Torrey began the research for this project over a year ago when a visit to Erie County Jail in Buffalo, New York left him stunned. Upon arrival, he found what he believed to be a paranoid schizophrenic and bipolar inmate who had been sitting in his cell hallucinating for over a year. Without treatment he’d gone ballistic, cutting down tension polls that wiped out electricity in hundreds of homes nearby. Solitary confinement, Torrey says, was likely his next home.
During the 50s, the total number of beds in America’s psychiatric state-run hospitals neared 559,000. Today, the number of beds is down to roughly 35,000.
While TAC’s study—titled The Treatment of Persons With Mental Illness in Prisons and Jails—isn’t the first of its kind, it’s notable for two reasons: it’s the first to analyze the data by state, and it’s the most recent illustration that the problem is growing more acute. Some states, such as New York, operate satellite mental health units, providing treatment to upwards of 16,000 inmates at 28 different state prisons. A 2011 study estimated that of the 12,200 inmates at Riker’s Island, ⅓ of the men and ⅔ of the women are mentally ill.
The driving force behind the decrease in available beds, and thus reliable care, seems fueled entirely by money.
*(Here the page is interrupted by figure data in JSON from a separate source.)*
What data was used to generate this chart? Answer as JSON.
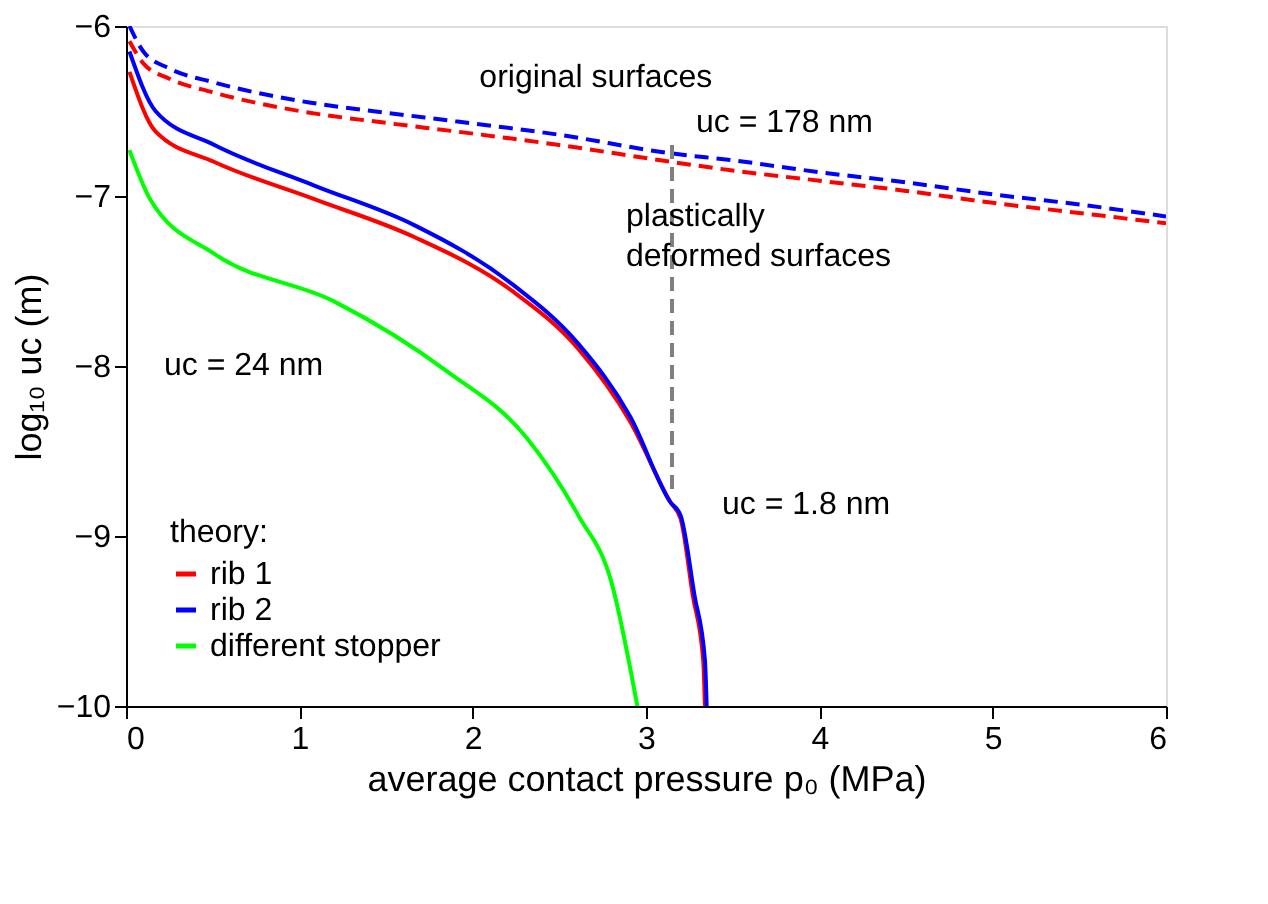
{
  "chart_data": {
    "type": "line",
    "xlabel": "average contact pressure p₀  (MPa)",
    "ylabel": "log₁₀ uc (m)",
    "legend_title": "theory:",
    "xlim": [
      0,
      6
    ],
    "xticks": [
      0,
      1,
      2,
      3,
      4,
      5,
      6
    ],
    "ylim": [
      -10,
      -6
    ],
    "yticks": [
      -10,
      -9,
      -8,
      -7,
      -6
    ],
    "grid": false,
    "legend": "bottom left",
    "marker": "none",
    "series": [
      {
        "name": "rib 1",
        "color": "#ff0000",
        "line_style": "solid",
        "x": [
          0.02,
          0.17,
          0.51,
          1.09,
          1.66,
          2.23,
          2.61,
          2.91,
          3.14,
          3.2,
          3.27,
          3.33,
          3.34
        ],
        "values": [
          -6.27,
          -6.62,
          -6.8,
          -7.02,
          -7.24,
          -7.56,
          -7.9,
          -8.33,
          -8.8,
          -8.9,
          -9.35,
          -9.73,
          -10
        ]
      },
      {
        "name": "rib 2",
        "color": "#0000ff",
        "line_style": "solid",
        "x": [
          0.02,
          0.17,
          0.51,
          1.09,
          1.66,
          2.23,
          2.61,
          2.91,
          3.14,
          3.2,
          3.28,
          3.34,
          3.35
        ],
        "values": [
          -6.15,
          -6.5,
          -6.7,
          -6.94,
          -7.17,
          -7.52,
          -7.87,
          -8.3,
          -8.8,
          -8.88,
          -9.35,
          -9.73,
          -10
        ]
      },
      {
        "name": "different stopper",
        "color": "#00ff00",
        "line_style": "solid",
        "x": [
          0.02,
          0.14,
          0.51,
          1.2,
          1.85,
          2.31,
          2.61,
          2.8,
          2.95
        ],
        "values": [
          -6.73,
          -7.02,
          -7.34,
          -7.62,
          -8.03,
          -8.42,
          -8.88,
          -9.27,
          -10
        ]
      },
      {
        "color": "#ff0000",
        "line_style": "dashed",
        "x": [
          0.02,
          0.1,
          0.25,
          0.5,
          1,
          1.5,
          1.9,
          2.5,
          3.15,
          3.5,
          4,
          4.5,
          5,
          5.5,
          6
        ],
        "values": [
          -6.09,
          -6.22,
          -6.31,
          -6.39,
          -6.5,
          -6.57,
          -6.62,
          -6.7,
          -6.8,
          -6.85,
          -6.91,
          -6.97,
          -7.04,
          -7.1,
          -7.16
        ]
      },
      {
        "color": "#0000ff",
        "line_style": "dashed",
        "x": [
          0.02,
          0.1,
          0.25,
          0.5,
          1,
          1.5,
          1.9,
          2.5,
          3.15,
          3.5,
          4,
          4.5,
          5,
          5.5,
          6
        ],
        "values": [
          -6.0,
          -6.15,
          -6.25,
          -6.33,
          -6.44,
          -6.51,
          -6.56,
          -6.64,
          -6.75,
          -6.79,
          -6.86,
          -6.92,
          -6.99,
          -7.05,
          -7.12
        ]
      },
      {
        "color": "#808080",
        "line_style": "dashed",
        "x": [
          3.15,
          3.15
        ],
        "values": [
          -6.7,
          -8.75
        ]
      }
    ],
    "annotations": [
      {
        "text": "original surfaces",
        "x": 1.9,
        "y": -6.56
      },
      {
        "text": "uc = 178 nm",
        "x": 3.15,
        "y": -6.75
      },
      "plastically deformed surfaces",
      {
        "text": "uc = 24 nm",
        "x": 1.2,
        "y": -7.62
      },
      {
        "text": "uc = 1.8 nm",
        "x": 3.15,
        "y": -8.75
      }
    ]
  }
}
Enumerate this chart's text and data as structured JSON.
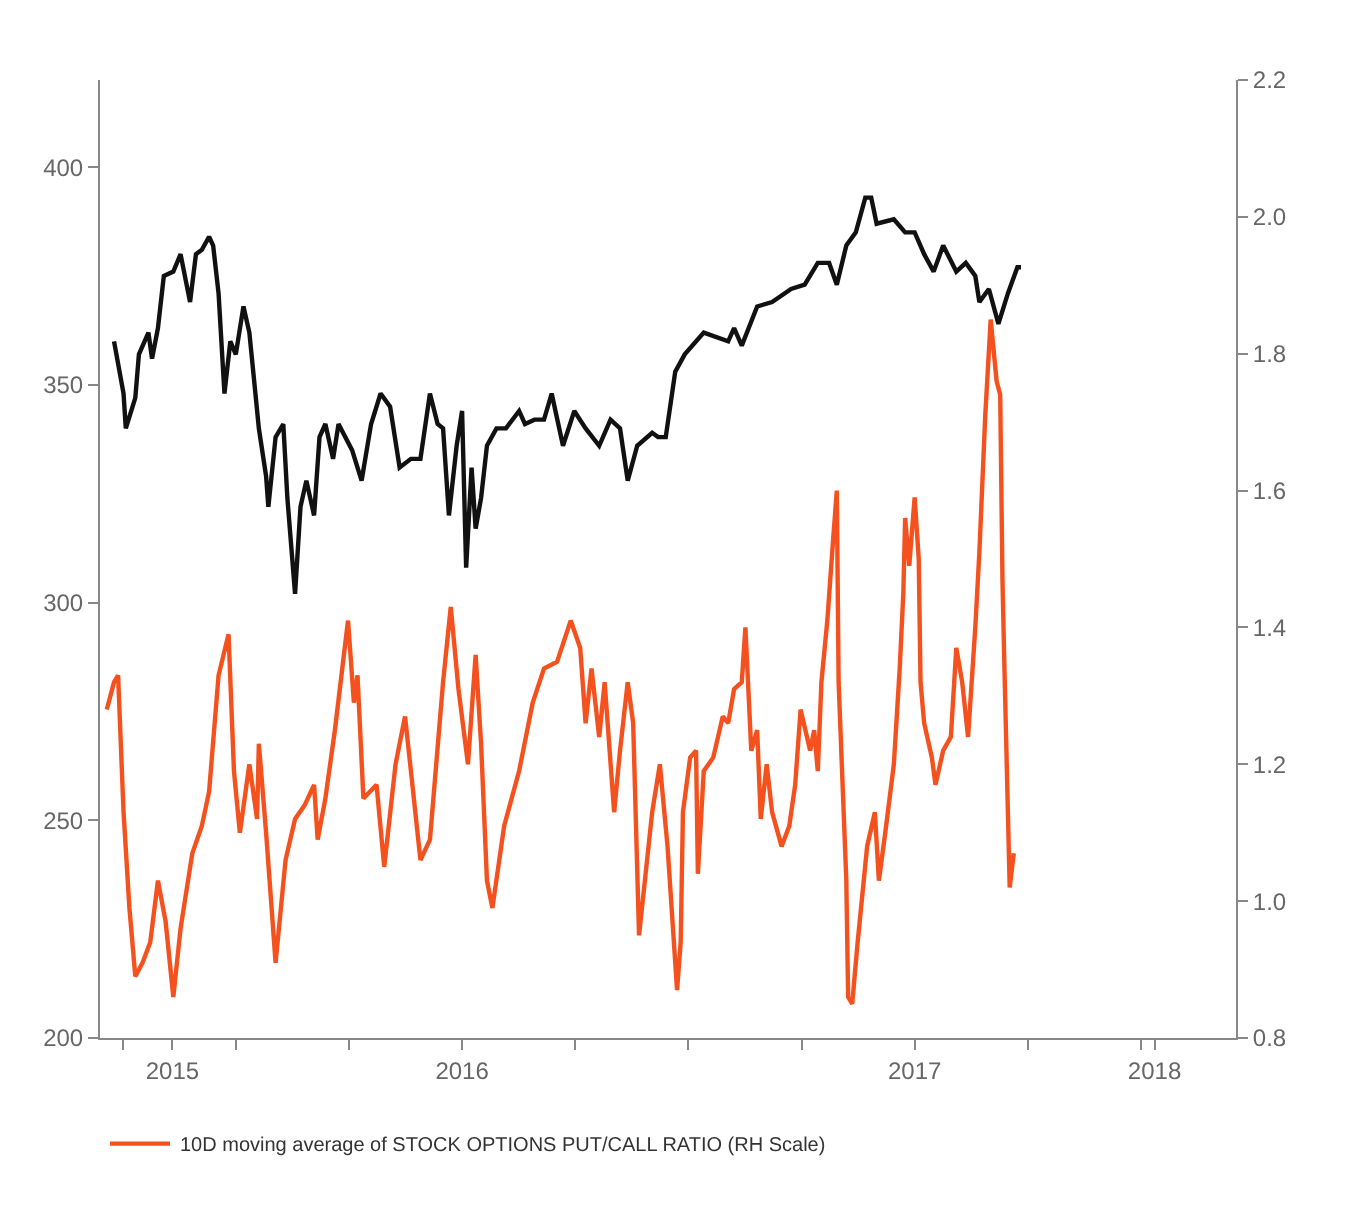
{
  "chart_data": {
    "type": "line",
    "series": [
      {
        "color": "#111111",
        "x": [
          2015.231,
          2015.252,
          2015.257,
          2015.278,
          2015.286,
          2015.307,
          2015.315,
          2015.328,
          2015.341,
          2015.362,
          2015.378,
          2015.399,
          2015.412,
          2015.425,
          2015.441,
          2015.45,
          2015.462,
          2015.475,
          2015.488,
          2015.5,
          2015.517,
          2015.53,
          2015.551,
          2015.567,
          2015.572,
          2015.588,
          2015.605,
          2015.614,
          2015.631,
          2015.643,
          2015.656,
          2015.673,
          2015.685,
          2015.698,
          2015.715,
          2015.727,
          2015.757,
          2015.778,
          2015.799,
          2015.82,
          2015.841,
          2015.862,
          2015.887,
          2015.908,
          2015.929,
          2015.946,
          2015.958,
          2015.971,
          2015.988,
          2016.0,
          2016.009,
          2016.021,
          2016.03,
          2016.042,
          2016.055,
          2016.076,
          2016.097,
          2016.126,
          2016.139,
          2016.16,
          2016.181,
          2016.198,
          2016.223,
          2016.248,
          2016.273,
          2016.303,
          2016.328,
          2016.349,
          2016.366,
          2016.387,
          2016.42,
          2016.433,
          2016.45,
          2016.471,
          2016.492,
          2016.534,
          2016.588,
          2016.601,
          2016.618,
          2016.652,
          2016.685,
          2016.727,
          2016.757,
          2016.786,
          2016.811,
          2016.828,
          2016.849,
          2016.87,
          2016.891,
          2016.904,
          2016.916,
          2016.954,
          2016.979,
          2017.0,
          2017.021,
          2017.042,
          2017.063,
          2017.092,
          2017.113,
          2017.134,
          2017.143,
          2017.164,
          2017.185,
          2017.206,
          2017.227,
          2017.235
        ],
        "values": [
          360,
          348,
          340,
          347,
          357,
          362,
          356,
          363,
          375,
          376,
          380,
          369,
          380,
          381,
          384,
          382,
          371,
          348,
          360,
          357,
          368,
          362,
          340,
          329,
          322,
          338,
          341,
          324,
          302,
          322,
          328,
          320,
          338,
          341,
          333,
          341,
          335,
          328,
          341,
          348,
          345,
          331,
          333,
          333,
          348,
          341,
          340,
          320,
          336,
          344,
          308,
          331,
          317,
          324,
          336,
          340,
          340,
          344,
          341,
          342,
          342,
          348,
          336,
          344,
          340,
          336,
          342,
          340,
          328,
          336,
          339,
          338,
          338,
          353,
          357,
          362,
          360,
          363,
          359,
          368,
          369,
          372,
          373,
          378,
          378,
          373,
          382,
          385,
          393,
          393,
          387,
          388,
          385,
          385,
          380,
          376,
          382,
          376,
          378,
          375,
          369,
          372,
          364,
          371,
          377,
          377
        ]
      },
      {
        "name": "10D moving average of STOCK OPTIONS PUT/CALL RATIO (RH Scale)",
        "color": "#f4511e",
        "axis": "y2",
        "x": [
          2015.215,
          2015.231,
          2015.24,
          2015.252,
          2015.265,
          2015.278,
          2015.294,
          2015.311,
          2015.328,
          2015.345,
          2015.362,
          2015.378,
          2015.404,
          2015.425,
          2015.441,
          2015.462,
          2015.484,
          2015.496,
          2015.509,
          2015.53,
          2015.547,
          2015.551,
          2015.567,
          2015.588,
          2015.61,
          2015.631,
          2015.652,
          2015.673,
          2015.681,
          2015.698,
          2015.719,
          2015.748,
          2015.761,
          2015.769,
          2015.782,
          2015.811,
          2015.828,
          2015.853,
          2015.874,
          2015.887,
          2015.908,
          2015.929,
          2015.958,
          2015.975,
          2015.992,
          2016.013,
          2016.03,
          2016.042,
          2016.055,
          2016.067,
          2016.093,
          2016.126,
          2016.156,
          2016.181,
          2016.21,
          2016.24,
          2016.261,
          2016.273,
          2016.286,
          2016.303,
          2016.315,
          2016.336,
          2016.349,
          2016.366,
          2016.378,
          2016.391,
          2016.42,
          2016.437,
          2016.454,
          2016.475,
          2016.483,
          2016.488,
          2016.504,
          2016.517,
          2016.521,
          2016.534,
          2016.555,
          2016.576,
          2016.588,
          2016.601,
          2016.618,
          2016.626,
          2016.639,
          2016.652,
          2016.66,
          2016.673,
          2016.685,
          2016.706,
          2016.723,
          2016.736,
          2016.748,
          2016.769,
          2016.778,
          2016.786,
          2016.794,
          2016.807,
          2016.82,
          2016.828,
          2016.832,
          2016.849,
          2016.853,
          2016.862,
          2016.874,
          2016.895,
          2016.912,
          2016.921,
          2016.937,
          2016.954,
          2016.967,
          2016.975,
          2016.979,
          2016.988,
          2017.0,
          2017.009,
          2017.013,
          2017.021,
          2017.038,
          2017.046,
          2017.063,
          2017.08,
          2017.092,
          2017.105,
          2017.118,
          2017.134,
          2017.143,
          2017.156,
          2017.168,
          2017.181,
          2017.189,
          2017.194,
          2017.198,
          2017.21,
          2017.219
        ],
        "values": [
          1.28,
          1.32,
          1.33,
          1.13,
          0.99,
          0.89,
          0.91,
          0.94,
          1.03,
          0.97,
          0.86,
          0.96,
          1.07,
          1.11,
          1.16,
          1.33,
          1.39,
          1.19,
          1.1,
          1.2,
          1.12,
          1.23,
          1.1,
          0.91,
          1.06,
          1.12,
          1.14,
          1.17,
          1.09,
          1.15,
          1.25,
          1.41,
          1.29,
          1.33,
          1.15,
          1.17,
          1.05,
          1.2,
          1.27,
          1.19,
          1.06,
          1.09,
          1.32,
          1.43,
          1.31,
          1.2,
          1.36,
          1.23,
          1.03,
          0.99,
          1.11,
          1.19,
          1.29,
          1.34,
          1.35,
          1.41,
          1.37,
          1.26,
          1.34,
          1.24,
          1.32,
          1.13,
          1.22,
          1.32,
          1.26,
          0.95,
          1.13,
          1.2,
          1.08,
          0.87,
          0.94,
          1.13,
          1.21,
          1.22,
          1.04,
          1.19,
          1.21,
          1.27,
          1.26,
          1.31,
          1.32,
          1.4,
          1.22,
          1.25,
          1.12,
          1.2,
          1.13,
          1.08,
          1.11,
          1.17,
          1.28,
          1.22,
          1.25,
          1.19,
          1.32,
          1.41,
          1.53,
          1.6,
          1.32,
          1.03,
          0.86,
          0.85,
          0.94,
          1.08,
          1.13,
          1.03,
          1.11,
          1.2,
          1.34,
          1.45,
          1.56,
          1.49,
          1.59,
          1.5,
          1.32,
          1.26,
          1.21,
          1.17,
          1.22,
          1.24,
          1.37,
          1.32,
          1.24,
          1.4,
          1.51,
          1.71,
          1.85,
          1.76,
          1.74,
          1.47,
          1.35,
          1.02,
          1.07
        ]
      }
    ],
    "xlim": [
      2015.2,
      2017.71
    ],
    "xticks": [
      {
        "value": 2015.25,
        "label": null
      },
      {
        "value": 2015.36,
        "label": "2015"
      },
      {
        "value": 2015.5,
        "label": null
      },
      {
        "value": 2015.75,
        "label": null
      },
      {
        "value": 2016,
        "label": "2016"
      },
      {
        "value": 2016.25,
        "label": null
      },
      {
        "value": 2016.5,
        "label": null
      },
      {
        "value": 2016.75,
        "label": null
      },
      {
        "value": 2017,
        "label": "2017"
      },
      {
        "value": 2017.25,
        "label": null
      },
      {
        "value": 2017.5,
        "label": null
      },
      {
        "value": 2017.53,
        "label": "2018"
      }
    ],
    "ylim": [
      200,
      420
    ],
    "yticks": [
      200,
      250,
      300,
      350,
      400
    ],
    "y2lim": [
      0.8,
      2.2
    ],
    "y2ticks": [
      {
        "value": 0.8,
        "label": "0.8"
      },
      {
        "value": 1.0,
        "label": "1.0"
      },
      {
        "value": 1.2,
        "label": "1.2"
      },
      {
        "value": 1.4,
        "label": "1.4"
      },
      {
        "value": 1.6,
        "label": "1.6"
      },
      {
        "value": 1.8,
        "label": "1.8"
      },
      {
        "value": 2.0,
        "label": "2.0"
      },
      {
        "value": 2.2,
        "label": "2.2"
      }
    ],
    "legend": "bottom"
  }
}
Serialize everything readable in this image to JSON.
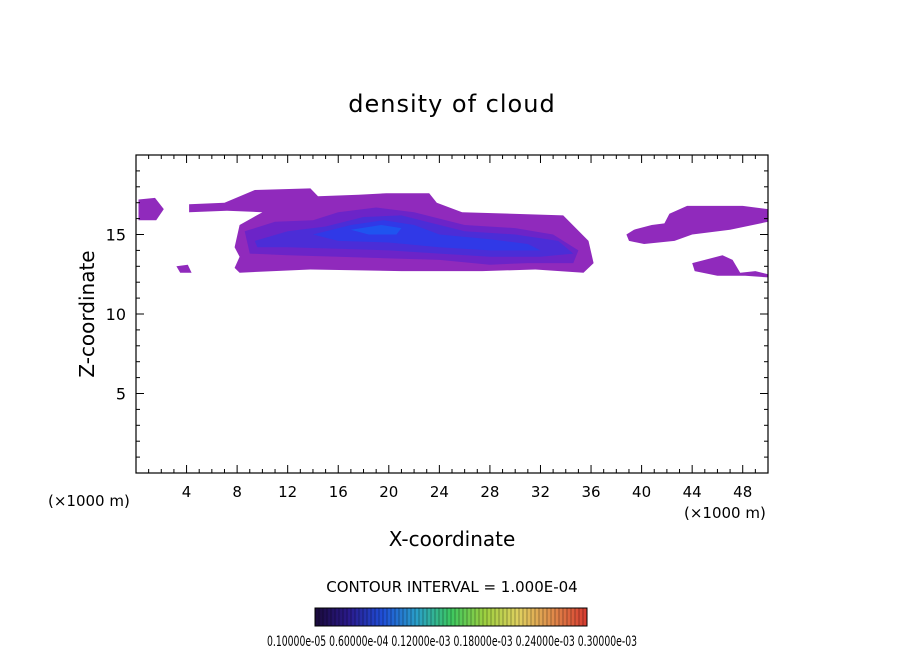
{
  "chart_data": {
    "type": "heatmap",
    "title": "density of cloud",
    "xlabel": "X-coordinate",
    "ylabel": "Z-coordinate",
    "x_unit_left": "(×1000 m)",
    "x_unit_right": "(×1000 m)",
    "xlim": [
      0,
      50
    ],
    "ylim": [
      0,
      20
    ],
    "x_ticks": [
      4,
      8,
      12,
      16,
      20,
      24,
      28,
      32,
      36,
      40,
      44,
      48
    ],
    "y_ticks": [
      5,
      10,
      15
    ],
    "contour_interval_label": "CONTOUR INTERVAL = 1.000E-04",
    "colorbar_labels": "0.10000e-05 0.60000e-04 0.12000e-03 0.18000e-03 0.24000e-03 0.30000e-03",
    "colorbar_colors": [
      "#1a0a3a",
      "#2a1a8c",
      "#1f4fd8",
      "#2aa0c8",
      "#3cc860",
      "#9ed040",
      "#e0d060",
      "#e08a4a",
      "#d83a30"
    ],
    "cloud_fill_colors": [
      "#8a1fb8",
      "#6a24c8",
      "#4a2ed8",
      "#2e3ae8",
      "#1f55f0"
    ],
    "cloud_regions": [
      {
        "level": 0,
        "points": [
          [
            0.2,
            17.2
          ],
          [
            1.5,
            17.3
          ],
          [
            2.2,
            16.6
          ],
          [
            1.6,
            15.9
          ],
          [
            0.2,
            15.9
          ]
        ]
      },
      {
        "level": 0,
        "points": [
          [
            4.2,
            16.9
          ],
          [
            7.0,
            17.0
          ],
          [
            9.4,
            17.8
          ],
          [
            13.8,
            17.9
          ],
          [
            14.4,
            17.4
          ],
          [
            17.6,
            17.5
          ],
          [
            19.8,
            17.6
          ],
          [
            23.2,
            17.6
          ],
          [
            23.8,
            17.0
          ],
          [
            25.8,
            16.4
          ],
          [
            33.8,
            16.2
          ],
          [
            35.8,
            14.6
          ],
          [
            36.2,
            13.2
          ],
          [
            35.4,
            12.6
          ],
          [
            31.6,
            12.8
          ],
          [
            27.4,
            12.7
          ],
          [
            21.0,
            12.7
          ],
          [
            13.8,
            12.8
          ],
          [
            8.2,
            12.6
          ],
          [
            7.8,
            12.9
          ],
          [
            8.2,
            13.6
          ],
          [
            7.8,
            14.2
          ],
          [
            8.2,
            15.6
          ],
          [
            10.0,
            16.4
          ],
          [
            7.2,
            16.5
          ],
          [
            4.2,
            16.4
          ]
        ]
      },
      {
        "level": 0,
        "points": [
          [
            3.2,
            13.0
          ],
          [
            4.1,
            13.1
          ],
          [
            4.4,
            12.6
          ],
          [
            3.5,
            12.6
          ]
        ]
      },
      {
        "level": 0,
        "points": [
          [
            38.8,
            15.0
          ],
          [
            39.4,
            15.3
          ],
          [
            40.8,
            15.6
          ],
          [
            41.8,
            15.7
          ],
          [
            42.2,
            16.3
          ],
          [
            43.6,
            16.8
          ],
          [
            48.0,
            16.8
          ],
          [
            50.0,
            16.6
          ],
          [
            50.0,
            15.8
          ],
          [
            47.0,
            15.3
          ],
          [
            44.0,
            15.0
          ],
          [
            42.6,
            14.6
          ],
          [
            40.2,
            14.4
          ],
          [
            39.0,
            14.6
          ]
        ]
      },
      {
        "level": 0,
        "points": [
          [
            44.0,
            13.2
          ],
          [
            45.0,
            13.4
          ],
          [
            46.4,
            13.7
          ],
          [
            47.2,
            13.4
          ],
          [
            47.8,
            12.6
          ],
          [
            49.0,
            12.7
          ],
          [
            50.0,
            12.5
          ],
          [
            50.0,
            12.3
          ],
          [
            48.2,
            12.4
          ],
          [
            46.0,
            12.4
          ],
          [
            44.2,
            12.7
          ]
        ]
      },
      {
        "level": 1,
        "points": [
          [
            8.6,
            15.2
          ],
          [
            11.0,
            15.8
          ],
          [
            14.0,
            15.9
          ],
          [
            16.0,
            16.4
          ],
          [
            19.0,
            16.7
          ],
          [
            22.0,
            16.4
          ],
          [
            26.0,
            15.6
          ],
          [
            30.0,
            15.4
          ],
          [
            33.0,
            15.0
          ],
          [
            35.0,
            14.0
          ],
          [
            34.6,
            13.2
          ],
          [
            31.0,
            13.2
          ],
          [
            28.0,
            13.1
          ],
          [
            24.0,
            13.4
          ],
          [
            20.0,
            13.5
          ],
          [
            16.0,
            13.6
          ],
          [
            12.0,
            13.7
          ],
          [
            9.0,
            13.8
          ]
        ]
      },
      {
        "level": 2,
        "points": [
          [
            9.4,
            14.6
          ],
          [
            12.0,
            15.2
          ],
          [
            15.0,
            15.5
          ],
          [
            18.0,
            16.1
          ],
          [
            21.0,
            16.2
          ],
          [
            23.0,
            15.8
          ],
          [
            26.0,
            15.2
          ],
          [
            30.0,
            15.0
          ],
          [
            33.4,
            14.6
          ],
          [
            34.6,
            13.8
          ],
          [
            32.0,
            13.6
          ],
          [
            28.0,
            13.6
          ],
          [
            24.0,
            13.8
          ],
          [
            20.0,
            14.0
          ],
          [
            16.0,
            14.1
          ],
          [
            12.0,
            14.2
          ],
          [
            9.6,
            14.2
          ]
        ]
      },
      {
        "level": 3,
        "points": [
          [
            14.0,
            15.0
          ],
          [
            17.0,
            15.6
          ],
          [
            19.6,
            15.9
          ],
          [
            22.0,
            15.6
          ],
          [
            24.0,
            15.0
          ],
          [
            28.0,
            14.7
          ],
          [
            31.0,
            14.4
          ],
          [
            32.0,
            14.0
          ],
          [
            28.0,
            14.0
          ],
          [
            24.0,
            14.2
          ],
          [
            20.0,
            14.5
          ],
          [
            16.0,
            14.6
          ]
        ]
      },
      {
        "level": 4,
        "points": [
          [
            17.0,
            15.3
          ],
          [
            19.4,
            15.6
          ],
          [
            21.0,
            15.4
          ],
          [
            20.6,
            15.0
          ],
          [
            18.4,
            15.0
          ]
        ]
      }
    ]
  }
}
In an effort to save taxpayer dollars, states have been decreasing the number of beds in their psychiatric hospitals for decades. It’s a practice Folley doubts saves any taxpayer money—and, owing to the high cost of prisons, may cost them more. “The idea that we’re saving money by emptying hospitals is a complete myth. Taxpayers are not saving any money this way.”
A longstanding issue in America, the problem is undoubtedly reaching new highs. During the 50s, the total number of beds in America’s psychiatric state-run hospitals neared 559,000. Today, the number of beds is down to roughly 35,000. With a population almost double what it was in the 50s, this means that the majority of mentally ill are left with two options: jail or the street. “I know of police officers who have stumbled on homeless who are mentally ill and completed debilitated. They put them in jail—just to keep them safe,” Torrey says.
Among the roadblocks to providing beneficial treatment is getting the prisoners themselves to admit they need help. In 31 states, a provision is in place allowing the prison to forego consent and offer involuntary treatment that includes medicine and therapy. For the other 19, things are more complicated, often requiring a court order and approval from a committee to proceed.
In the past six months, The White House has displayed an increased concern for the issue. In September, Vice President Joe Biden announced a $100 million plan aimed at increasing the availability of mental health services, a direct result of the increase in mass shootings in America. It’s a smart move. A Gallup poll from September revealed that 48 percent of Americans blame gun violence on our flawed mental health system.
“Why doesn’t anybody care?” Torrey asks aloud. “That’s more of a political issue. What most people don’t understand is that the great majority of mentally ill in prison don’t need to be there.”